Des Moines Register. A report by Frontline BioEnergy in Ames, Iowa concludes that ethanol plants powered by coal release as much as 92% more carbon dioxide than those powered by natural gas.
The City Council of Des Moines, Iowa, is trying to decide between two competing proposals for a $200-million, 100 million gallon per year ethanol plant—one powered by coal, the other by natural gas—and is currently divided on which project to select. The report now goes into the decision mix.
Frontline’s analysis of a plant that would produce 50 million gallons of ethanol a year show a coal-powered facility would release as much as 207,000 tons of carbon dioxide a year while a natural gas-powered plant would emit 108,000 tons.
Des Moines’ proposed plants would produce at least 100 million gallons of ethanol a year.
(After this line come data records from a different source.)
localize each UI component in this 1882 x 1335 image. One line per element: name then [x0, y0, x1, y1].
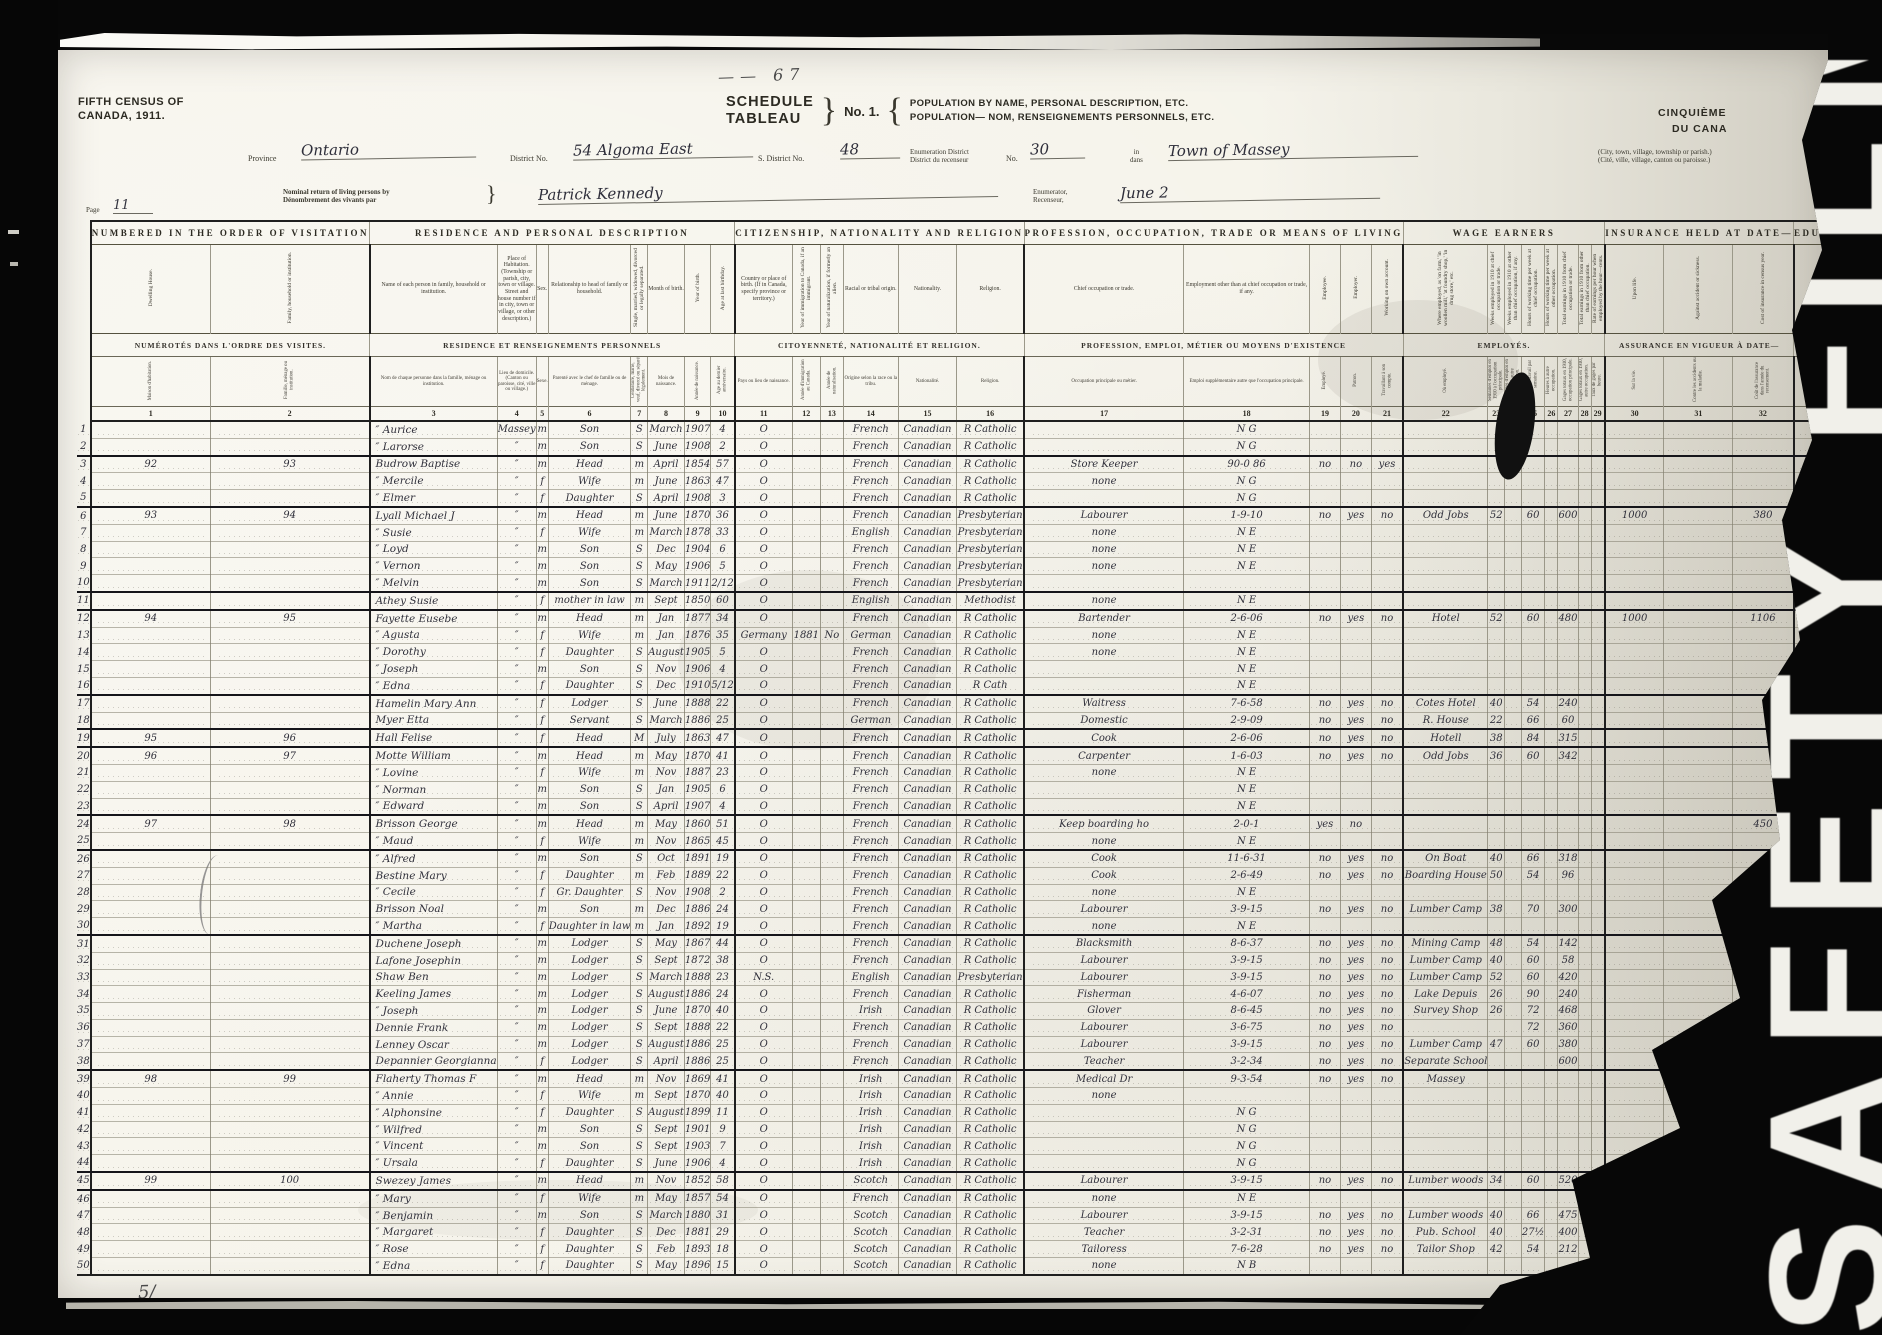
cell: N E — [1184, 918, 1310, 935]
cell: French — [843, 952, 898, 969]
cell: 8-6-45 — [1184, 1003, 1310, 1020]
district-no-value: 54 Algoma East — [573, 138, 753, 160]
cell: Pub. School — [1403, 1224, 1488, 1241]
film-scratch-mark — [10, 262, 18, 266]
cell — [1488, 524, 1505, 541]
col-header-fr-21: Travaillant à son compte. — [1371, 357, 1403, 407]
table-row: 47″ Benjamin″mSonSMarch188031OScotchCana… — [77, 1207, 1828, 1224]
cell: April — [648, 456, 685, 473]
cell — [820, 815, 843, 832]
cell: Hotell — [1403, 729, 1488, 747]
cell — [1591, 507, 1605, 524]
cell: Son — [548, 798, 631, 815]
col-number-27: 27 — [1558, 407, 1578, 422]
cell — [1309, 677, 1340, 694]
cell — [1591, 918, 1605, 935]
cell — [91, 677, 210, 694]
col-number-4: 4 — [497, 407, 536, 422]
province-value: Ontario — [301, 138, 476, 160]
col-header-10: Age at last birthday. — [711, 245, 735, 334]
cell: 40 — [711, 1088, 735, 1105]
cell: 1869 — [684, 1070, 710, 1087]
cell — [1340, 592, 1371, 610]
cell — [1591, 935, 1605, 952]
cell: ″ Mercile — [370, 473, 498, 490]
cell — [1521, 884, 1544, 901]
cell: R Catholic — [957, 473, 1024, 490]
cell: ″ Loyd — [370, 541, 498, 558]
cell — [1578, 627, 1591, 644]
cell: Canadian — [898, 524, 957, 541]
cell: m — [631, 1070, 648, 1087]
table-row: 26″ Alfred″mSonSOct189119OFrenchCanadian… — [77, 850, 1828, 867]
cell: Wife — [548, 473, 631, 490]
cell — [91, 969, 210, 986]
cell: R Catholic — [957, 986, 1024, 1003]
cell — [1605, 986, 1664, 1003]
cell: Son — [548, 575, 631, 592]
cell: French — [843, 610, 898, 627]
cell: no — [1340, 456, 1371, 473]
cell — [1578, 1155, 1591, 1172]
table-row: 11Athey Susie″fmother in lawmSept185060O… — [77, 592, 1828, 610]
cell — [1505, 661, 1522, 678]
cell — [1558, 575, 1578, 592]
schedule-heading: SCHEDULE TABLEAU } No. 1. { POPULATION B… — [726, 94, 1214, 129]
cell: 2 — [711, 884, 735, 901]
cell: ″ Joseph — [370, 1003, 498, 1020]
cell: ″ Joseph — [370, 661, 498, 678]
cell: S — [631, 490, 648, 507]
col-number-2: 2 — [210, 407, 369, 422]
cell: N G — [1184, 1138, 1310, 1155]
cell — [1664, 507, 1733, 524]
cell: 1886 — [684, 712, 710, 729]
cell — [1371, 1121, 1403, 1138]
cell: 3-6-75 — [1184, 1019, 1310, 1036]
cell: 212 — [1558, 1241, 1578, 1258]
cell — [1605, 969, 1664, 986]
cell — [1545, 661, 1558, 678]
cell — [1558, 1088, 1578, 1105]
cell — [1591, 1070, 1605, 1087]
cell — [1505, 1155, 1522, 1172]
col-number-19: 19 — [1309, 407, 1340, 422]
cell — [91, 575, 210, 592]
cell: ″ Martha — [370, 918, 498, 935]
cell: R Catholic — [957, 729, 1024, 747]
cell: m — [536, 558, 548, 575]
cell: 60 — [1558, 712, 1578, 729]
cell: yes — [1340, 507, 1371, 524]
cell — [1488, 1190, 1505, 1207]
cell: ″ — [497, 1258, 536, 1275]
cell — [1578, 712, 1591, 729]
cell — [1578, 610, 1591, 627]
cell — [1309, 421, 1340, 438]
cell: S — [631, 1258, 648, 1275]
cell: 1881 — [684, 1224, 710, 1241]
cell — [91, 661, 210, 678]
cell: Canadian — [898, 1155, 957, 1172]
line-number: 41 — [77, 1104, 91, 1121]
cell: O — [735, 815, 792, 832]
cell — [1024, 1138, 1184, 1155]
cell — [1505, 833, 1522, 850]
cell — [1505, 781, 1522, 798]
cell: French — [843, 815, 898, 832]
cell: 15 — [711, 1258, 735, 1275]
cell — [820, 677, 843, 694]
cell: Labourer — [1024, 969, 1184, 986]
cell: Tailoress — [1024, 1241, 1184, 1258]
cell — [820, 1070, 843, 1087]
cell: Canadian — [898, 918, 957, 935]
cell: m — [536, 1121, 548, 1138]
cell: French — [843, 1036, 898, 1053]
cell: R Catholic — [957, 610, 1024, 627]
cell — [1545, 1088, 1558, 1105]
cell — [1558, 627, 1578, 644]
cell: 47 — [711, 729, 735, 747]
col-header-2: Family, household or institution. — [210, 245, 369, 334]
cell — [1578, 438, 1591, 455]
cell: S — [631, 884, 648, 901]
cell: Head — [548, 1070, 631, 1087]
line-number: 34 — [77, 986, 91, 1003]
cell: no — [1309, 1207, 1340, 1224]
cell — [820, 695, 843, 712]
cell: 1893 — [684, 1241, 710, 1258]
cell: ″ Edna — [370, 677, 498, 694]
cell — [91, 764, 210, 781]
cell — [1403, 1190, 1488, 1207]
cell: ″ — [497, 677, 536, 694]
cell: ″ — [497, 644, 536, 661]
cell — [820, 712, 843, 729]
cell — [820, 1088, 843, 1105]
cell — [1371, 661, 1403, 678]
cell: 1906 — [684, 661, 710, 678]
cell — [1545, 1138, 1558, 1155]
cell — [1591, 677, 1605, 694]
cell: f — [536, 644, 548, 661]
line-number: 42 — [77, 1121, 91, 1138]
cell — [1591, 1121, 1605, 1138]
cell: Irish — [843, 1104, 898, 1121]
enumeration-district-en: Enumeration District — [910, 148, 969, 156]
cell: ″ — [497, 1155, 536, 1172]
cell: yes — [1340, 1019, 1371, 1036]
cell: R Catholic — [957, 884, 1024, 901]
cell: Presbyterian — [957, 575, 1024, 592]
cell: f — [536, 918, 548, 935]
cell: no — [1309, 1036, 1340, 1053]
cell — [1340, 1190, 1371, 1207]
cell: m — [536, 507, 548, 524]
cell — [210, 575, 369, 592]
table-row: 18Myer Etta″fServantSMarch188625OGermanC… — [77, 712, 1828, 729]
cell — [792, 421, 820, 438]
cell: f — [536, 592, 548, 610]
cell — [1578, 764, 1591, 781]
cell: ″ Agusta — [370, 627, 498, 644]
col-header-12: Year of immigration to Canada, if an imm… — [792, 245, 820, 334]
cell — [792, 833, 820, 850]
cell — [1309, 781, 1340, 798]
cell: 36 — [1488, 747, 1505, 764]
cell — [91, 490, 210, 507]
cell: ″ Ursala — [370, 1155, 498, 1172]
cell — [1521, 1155, 1544, 1172]
cell — [1545, 507, 1558, 524]
col-header-fr-8: Mois de naissance. — [648, 357, 685, 407]
col-number-18: 18 — [1184, 407, 1310, 422]
cell: Lodger — [548, 1003, 631, 1020]
cell: 72 — [1521, 1019, 1544, 1036]
cell: 600 — [1558, 1053, 1578, 1070]
cell: Labourer — [1024, 1036, 1184, 1053]
cell: Labourer — [1024, 507, 1184, 524]
cell — [91, 712, 210, 729]
cell: Canadian — [898, 815, 957, 832]
cell: no — [1371, 935, 1403, 952]
cell — [210, 867, 369, 884]
cell: none — [1024, 592, 1184, 610]
cell: S — [631, 1241, 648, 1258]
cell — [1605, 473, 1664, 490]
cell: m — [631, 524, 648, 541]
col-header-6: Relationship to head of family or househ… — [548, 245, 631, 334]
line-number: 22 — [77, 781, 91, 798]
film-edge-strip-top — [60, 33, 1540, 50]
cell — [792, 610, 820, 627]
cell — [1488, 798, 1505, 815]
cell — [1309, 918, 1340, 935]
col-header-4: Place of Habitation. (Township or parish… — [497, 245, 536, 334]
table-row: 4″ Mercile″fWifemJune186347OFrenchCanadi… — [77, 473, 1828, 490]
cell: Lumber woods — [1403, 1207, 1488, 1224]
cell: N E — [1184, 541, 1310, 558]
cell — [1558, 490, 1578, 507]
cell — [1558, 918, 1578, 935]
cell: ″ — [497, 1224, 536, 1241]
cell: 40 — [1488, 695, 1505, 712]
cell: m — [536, 456, 548, 473]
cell — [1403, 833, 1488, 850]
cell — [91, 1003, 210, 1020]
cell: Canadian — [898, 798, 957, 815]
cell: R Catholic — [957, 627, 1024, 644]
cell — [1521, 798, 1544, 815]
cell: Canadian — [898, 986, 957, 1003]
line-number: 45 — [77, 1172, 91, 1190]
cell: ″ — [497, 729, 536, 747]
enumeration-district-label: Enumeration District District du recense… — [910, 148, 969, 165]
col-number-6: 6 — [548, 407, 631, 422]
cell — [1578, 592, 1591, 610]
col-header-9: Year of birth. — [684, 245, 710, 334]
table-row: 15″ Joseph″mSonSNov19064OFrenchCanadianR… — [77, 661, 1828, 678]
cell: 25 — [711, 1036, 735, 1053]
cell: S — [631, 644, 648, 661]
cell: Canadian — [898, 1207, 957, 1224]
cell — [1545, 850, 1558, 867]
cell — [1733, 644, 1794, 661]
cell: R Catholic — [957, 661, 1024, 678]
cell — [1309, 884, 1340, 901]
enumeration-district-fr: District du recenseur — [910, 156, 969, 164]
cell: 1911 — [684, 575, 710, 592]
cell — [1605, 952, 1664, 969]
cell: Canadian — [898, 1138, 957, 1155]
table-row: 25″ Maud″fWifemNov186545OFrenchCanadianR… — [77, 833, 1828, 850]
brace-glyph: } — [821, 96, 837, 127]
cell — [210, 473, 369, 490]
cell: no — [1309, 456, 1340, 473]
cell: March — [648, 421, 685, 438]
cell — [1024, 575, 1184, 592]
cell — [1591, 558, 1605, 575]
cell: m — [536, 1003, 548, 1020]
cell — [1664, 438, 1733, 455]
cell: Canadian — [898, 884, 957, 901]
cell: 36 — [711, 507, 735, 524]
cell: ″ Edward — [370, 798, 498, 815]
enumerator-signature: Patrick Kennedy — [538, 178, 998, 205]
cell — [820, 507, 843, 524]
cell — [1371, 1258, 1403, 1275]
cell: On Boat — [1403, 850, 1488, 867]
line-number: 43 — [77, 1138, 91, 1155]
cell — [1309, 1155, 1340, 1172]
cell — [1545, 764, 1558, 781]
cell: O — [735, 1241, 792, 1258]
cell — [1505, 644, 1522, 661]
cell — [91, 558, 210, 575]
cell — [1578, 781, 1591, 798]
cell — [1733, 541, 1794, 558]
cell: 4-6-07 — [1184, 986, 1310, 1003]
cell — [1558, 541, 1578, 558]
cell — [210, 644, 369, 661]
cell — [210, 781, 369, 798]
col-number-12: 12 — [792, 407, 820, 422]
cell — [1371, 1104, 1403, 1121]
cell: Canadian — [898, 644, 957, 661]
cell — [1521, 1088, 1544, 1105]
cell: Separate School — [1403, 1053, 1488, 1070]
col-header-25: Hours of working time per week at chief … — [1521, 245, 1544, 334]
cell: no — [1371, 986, 1403, 1003]
cell: no — [1309, 1172, 1340, 1190]
cell: yes — [1340, 695, 1371, 712]
cell: April — [648, 1053, 685, 1070]
cell — [1664, 627, 1733, 644]
cell — [1733, 438, 1794, 455]
cell: O — [735, 541, 792, 558]
cell — [1371, 627, 1403, 644]
cell — [1605, 524, 1664, 541]
cell: 1870 — [684, 1003, 710, 1020]
cell — [1488, 592, 1505, 610]
cell: 99 — [210, 1070, 369, 1087]
cell: Tailor Shop — [1403, 1241, 1488, 1258]
cell — [1505, 1190, 1522, 1207]
cell — [792, 1088, 820, 1105]
cell: Son — [548, 541, 631, 558]
brace-glyph: { — [887, 96, 903, 127]
group-header-fr: CITOYENNETÉ, NATIONALITÉ ET RELIGION. — [735, 334, 1024, 357]
cell — [1488, 558, 1505, 575]
cell — [1591, 747, 1605, 764]
group-header-en: PROFESSION, OCCUPATION, TRADE OR MEANS O… — [1024, 221, 1403, 245]
cell: 1867 — [684, 935, 710, 952]
cell: ″ — [497, 1190, 536, 1207]
cell — [792, 1155, 820, 1172]
table-row: 7″ Susie″fWifemMarch187833OEnglishCanadi… — [77, 524, 1828, 541]
cell: no — [1371, 729, 1403, 747]
cell: ″ — [497, 558, 536, 575]
cell: Lodger — [548, 1053, 631, 1070]
cell: ″ Lovine — [370, 764, 498, 781]
cell: R Catholic — [957, 1036, 1024, 1053]
cell: 22 — [711, 1019, 735, 1036]
cell — [91, 421, 210, 438]
cell: 142 — [1558, 935, 1578, 952]
cell: no — [1371, 850, 1403, 867]
cell: S — [631, 541, 648, 558]
cell — [210, 438, 369, 455]
cell: 1876 — [684, 627, 710, 644]
cell: Canadian — [898, 473, 957, 490]
cell — [1605, 781, 1664, 798]
cell: 318 — [1558, 850, 1578, 867]
table-row: 37Lenney Oscar″mLodgerSAugust188625OFren… — [77, 1036, 1828, 1053]
cell: O — [735, 524, 792, 541]
cell: 3 — [711, 490, 735, 507]
cell: m — [536, 575, 548, 592]
cell: mother in law — [548, 592, 631, 610]
cell: March — [648, 969, 685, 986]
cell: ″ Aurice — [370, 421, 498, 438]
cell: 27½ — [1521, 1224, 1544, 1241]
table-row: 35″ Joseph″mLodgerSJune187040OIrishCanad… — [77, 1003, 1828, 1020]
table-row: 41″ Alphonsine″fDaughterSAugust189911OIr… — [77, 1104, 1828, 1121]
cell — [820, 473, 843, 490]
cell — [820, 592, 843, 610]
cell: 1888 — [684, 1019, 710, 1036]
cell — [1340, 1138, 1371, 1155]
cell: no — [1309, 1053, 1340, 1070]
cell: no — [1309, 712, 1340, 729]
cell — [820, 421, 843, 438]
cell: 25 — [711, 712, 735, 729]
cell — [1505, 764, 1522, 781]
cell — [792, 438, 820, 455]
cell: French — [843, 850, 898, 867]
cell: ″ Norman — [370, 781, 498, 798]
cell: N E — [1184, 833, 1310, 850]
cell: 41 — [711, 1070, 735, 1087]
cell — [91, 1190, 210, 1207]
cell — [1521, 1070, 1544, 1087]
cell: 4 — [711, 421, 735, 438]
cell — [1403, 438, 1488, 455]
cell — [1578, 1104, 1591, 1121]
cell — [1578, 798, 1591, 815]
cell: m — [536, 610, 548, 627]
That means that the coal-powered plant would release as much as 414,000 tons of carbon dioxide a year, according to the report.
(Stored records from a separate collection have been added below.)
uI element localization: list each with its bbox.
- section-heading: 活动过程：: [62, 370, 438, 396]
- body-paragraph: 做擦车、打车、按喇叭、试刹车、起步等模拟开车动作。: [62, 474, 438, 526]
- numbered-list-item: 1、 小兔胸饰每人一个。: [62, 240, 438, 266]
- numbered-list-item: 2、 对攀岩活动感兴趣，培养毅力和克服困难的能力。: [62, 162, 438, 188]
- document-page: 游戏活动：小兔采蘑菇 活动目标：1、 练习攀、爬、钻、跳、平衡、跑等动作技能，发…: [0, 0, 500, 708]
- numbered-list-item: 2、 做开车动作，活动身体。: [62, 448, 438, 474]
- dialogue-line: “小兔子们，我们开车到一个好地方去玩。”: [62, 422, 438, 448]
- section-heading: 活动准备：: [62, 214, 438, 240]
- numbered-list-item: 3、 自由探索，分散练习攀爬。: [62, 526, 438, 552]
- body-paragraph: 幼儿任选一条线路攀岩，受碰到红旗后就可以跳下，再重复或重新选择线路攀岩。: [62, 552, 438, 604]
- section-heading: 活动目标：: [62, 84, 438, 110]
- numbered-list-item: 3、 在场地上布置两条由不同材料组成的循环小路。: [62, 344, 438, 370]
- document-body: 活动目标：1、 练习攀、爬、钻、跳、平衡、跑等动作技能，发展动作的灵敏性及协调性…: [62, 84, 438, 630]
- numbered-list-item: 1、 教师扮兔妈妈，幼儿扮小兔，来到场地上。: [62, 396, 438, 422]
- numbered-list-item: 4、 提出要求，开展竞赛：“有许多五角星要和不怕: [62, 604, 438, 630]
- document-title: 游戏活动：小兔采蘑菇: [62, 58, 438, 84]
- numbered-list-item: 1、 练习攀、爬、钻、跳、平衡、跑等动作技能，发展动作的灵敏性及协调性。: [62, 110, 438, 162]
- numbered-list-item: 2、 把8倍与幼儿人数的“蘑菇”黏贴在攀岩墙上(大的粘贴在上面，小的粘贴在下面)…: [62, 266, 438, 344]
Frontline BioEnergy is a biomass gasification company. The company is currently working with researchers from Iowa State University to optimize a gasification process for the production of producer gas from biomass to replace the use of natural gas in ethanol plants. (Earlier post.)
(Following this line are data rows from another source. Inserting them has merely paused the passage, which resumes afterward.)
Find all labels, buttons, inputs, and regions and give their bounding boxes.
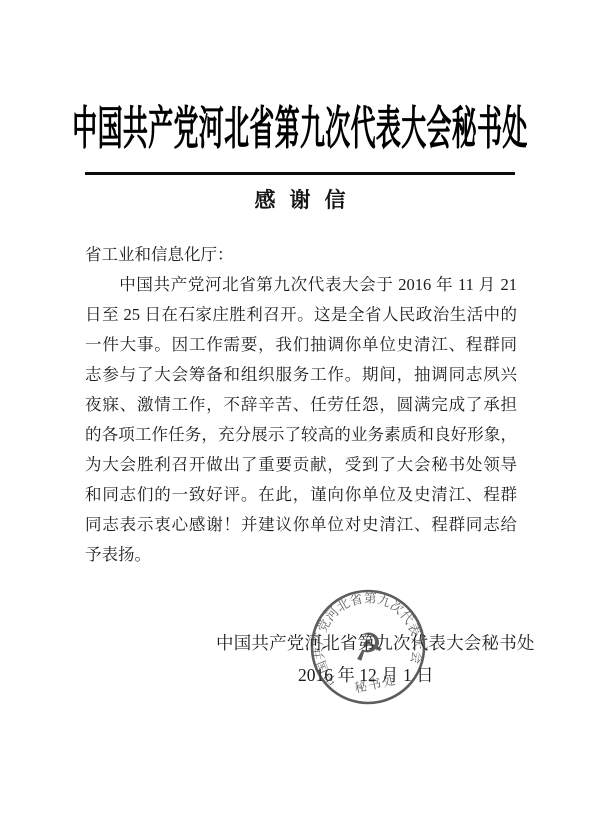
letterhead-title: 中国共产党河北省第九次代表大会秘书处: [0, 107, 600, 153]
seal-bottom-text: 秘书处: [353, 672, 399, 696]
body-line: 志参与了大会筹备和组织服务工作。期间，抽调同志夙兴: [85, 360, 517, 390]
header-rule: [85, 172, 515, 175]
letter-title: 感谢信: [0, 184, 600, 214]
body-line: 和同志们的一致好评。在此，谨向你单位及史清江、程群: [85, 480, 517, 510]
official-seal: 中国共产党河北省第九次代表大会 ☭ 秘书处: [294, 573, 441, 720]
body-line: 一件大事。因工作需要，我们抽调你单位史清江、程群同: [85, 330, 517, 360]
letter-page: 中国共产党河北省第九次代表大会秘书处 感谢信 省工业和信息化厅： 中国共产党河北…: [0, 0, 600, 822]
body-line: 的各项工作任务，充分展示了较高的业务素质和良好形象，: [85, 420, 517, 450]
body-line: 日至 25 日在石家庄胜利召开。这是全省人民政治生活中的: [85, 300, 517, 330]
body-line: 为大会胜利召开做出了重要贡献，受到了大会秘书处领导: [85, 450, 517, 480]
body-line: 夜寐、激情工作，不辞辛苦、任劳任怨，圆满完成了承担: [85, 390, 517, 420]
body-paragraph: 中国共产党河北省第九次代表大会于 2016 年 11 月 21日至 25 日在石…: [85, 270, 517, 570]
body-line: 中国共产党河北省第九次代表大会于 2016 年 11 月 21: [85, 270, 517, 300]
salutation: 省工业和信息化厅：: [85, 240, 517, 270]
hammer-sickle-icon: ☭: [348, 624, 388, 671]
body-line: 予表扬。: [85, 540, 517, 570]
letter-body: 省工业和信息化厅： 中国共产党河北省第九次代表大会于 2016 年 11 月 2…: [85, 240, 517, 570]
body-line: 同志表示衷心感谢！并建议你单位对史清江、程群同志给: [85, 510, 517, 540]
Some backers of the coal-powered plant believe Lincolnway’s plan holds the most potential of someday using renewable energy sources such as switchgrass to power the plant. Some supporters of using coal also believe the large amount of natural gas used by ethanol plants could drive heating costs up for thousands of Des Moines-area families.
“This is about the future,” [Mayor] Cownie said Friday, noting that the city will use an independent consultant to evaluate the proposals before the Dec. 4 vote. “We all want to do the right thing.”